Indiana’s brush with the Reds makes him a person of interest to the FBI just after the height of the McCarthy period, a quick, passing nod toward a post-9/11 sensibility that the movie runs away from almost as desperately as Indy scrambles from an army of man-eating ants. At this point, screenwriter David Koepp in effect starts the story all over again, this time with Brylcreemed biker Mutt Williams (Shia LaBeouf) making a clumsy pitch about rescuing his mom from kidnappers in South America.
That, and something about a legendary crystal skull, get Indiana Jones’ juices churning, and suddenly the old professor and the young tough are off on an adventure.
This outlandish hokum doesn’t bear close scrutiny, so it’s probably just as well Dr. Jones is not one for introspection. He does his thinking on his feet, and so does Spielberg, who sometimes seems to be directing this with one eye on the exit signs.
It is good to see Karen Allen back as Marion Ravenwood, easily the pick of Indiana’s women. She lends the enterprise some heart that is sorely lacking elsewhere. It’s just a pity Koepp can’t find more for her to do. (Ray Winstone, as an Indy colleague, is also poorly used.)

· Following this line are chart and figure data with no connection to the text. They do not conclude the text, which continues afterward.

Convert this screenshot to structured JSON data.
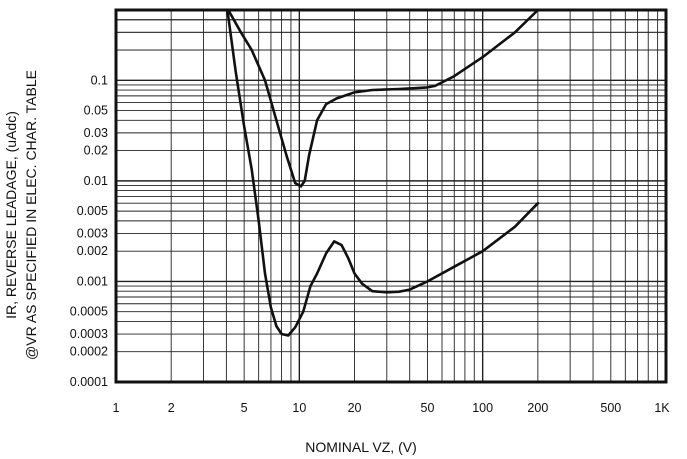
{
  "chart_data": {
    "type": "line",
    "x_scale": "log",
    "y_scale": "log",
    "xlim": [
      1,
      1000
    ],
    "ylim": [
      0.0001,
      0.5
    ],
    "grid": true,
    "xlabel": "NOMINAL VZ, (V)",
    "ylabel_lines": [
      "IR, REVERSE LEADAGE, (uAdc)",
      "@VR AS SPECIFIED IN ELEC. CHAR. TABLE"
    ],
    "x_ticks": [
      {
        "value": 1,
        "label": "1"
      },
      {
        "value": 2,
        "label": "2"
      },
      {
        "value": 5,
        "label": "5"
      },
      {
        "value": 10,
        "label": "10"
      },
      {
        "value": 20,
        "label": "20"
      },
      {
        "value": 50,
        "label": "50"
      },
      {
        "value": 100,
        "label": "100"
      },
      {
        "value": 200,
        "label": "200"
      },
      {
        "value": 500,
        "label": "500"
      },
      {
        "value": 1000,
        "label": "1K"
      }
    ],
    "y_ticks": [
      {
        "value": 0.1,
        "label": "0.1"
      },
      {
        "value": 0.05,
        "label": "0.05"
      },
      {
        "value": 0.03,
        "label": "0.03"
      },
      {
        "value": 0.02,
        "label": "0.02"
      },
      {
        "value": 0.01,
        "label": "0.01"
      },
      {
        "value": 0.005,
        "label": "0.005"
      },
      {
        "value": 0.003,
        "label": "0.003"
      },
      {
        "value": 0.002,
        "label": "0.002"
      },
      {
        "value": 0.001,
        "label": "0.001"
      },
      {
        "value": 0.0005,
        "label": "0.0005"
      },
      {
        "value": 0.0003,
        "label": "0.0003"
      },
      {
        "value": 0.0002,
        "label": "0.0002"
      },
      {
        "value": 0.0001,
        "label": "0.0001"
      }
    ],
    "series": [
      {
        "x": [
          4.1,
          4.8,
          5.5,
          6.5,
          7.5,
          8.5,
          9.5,
          10.2,
          10.7,
          11.3,
          12.5,
          14,
          16,
          20,
          25,
          35,
          50,
          55,
          70,
          100,
          150,
          200
        ],
        "y": [
          0.5,
          0.3,
          0.2,
          0.1,
          0.04,
          0.018,
          0.0095,
          0.0088,
          0.01,
          0.018,
          0.04,
          0.058,
          0.066,
          0.076,
          0.08,
          0.082,
          0.085,
          0.088,
          0.11,
          0.17,
          0.3,
          0.5
        ]
      },
      {
        "x": [
          4.05,
          4.5,
          5,
          5.5,
          6,
          6.5,
          7,
          7.5,
          8,
          8.7,
          9.5,
          10.5,
          11.5,
          12.5,
          14,
          15.5,
          17,
          18.5,
          20,
          22,
          25,
          30,
          35,
          40,
          50,
          70,
          100,
          150,
          200
        ],
        "y": [
          0.5,
          0.12,
          0.035,
          0.013,
          0.004,
          0.0012,
          0.00055,
          0.00036,
          0.0003,
          0.00029,
          0.00035,
          0.0005,
          0.0009,
          0.0012,
          0.0019,
          0.0025,
          0.0023,
          0.0017,
          0.0012,
          0.00095,
          0.0008,
          0.00078,
          0.00079,
          0.00083,
          0.001,
          0.0014,
          0.002,
          0.0035,
          0.006
        ]
      }
    ]
  }
}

A long jungle chase is another bona fide highlight, but Spielberg and Lucas misjudge the film’s extravagant CGI climax; I won’t spoil it here, but it feels alien to Indy’s world. Let’s just say we have seen this before, from Spielberg himself, and done better, too.
“Indiana Jones and the Kingdom of the Crystal Skull” has enough going for it to secure the bronze medal in the series and even compete for the silver, but “The Last Crusade” was a more graceful farewell. Indeed, the prospect of a revived series — either with Ford or LaBeouf in the driver’s seat — isn’t especially enticing. “The Adventures of Mutt Williams,” anyone?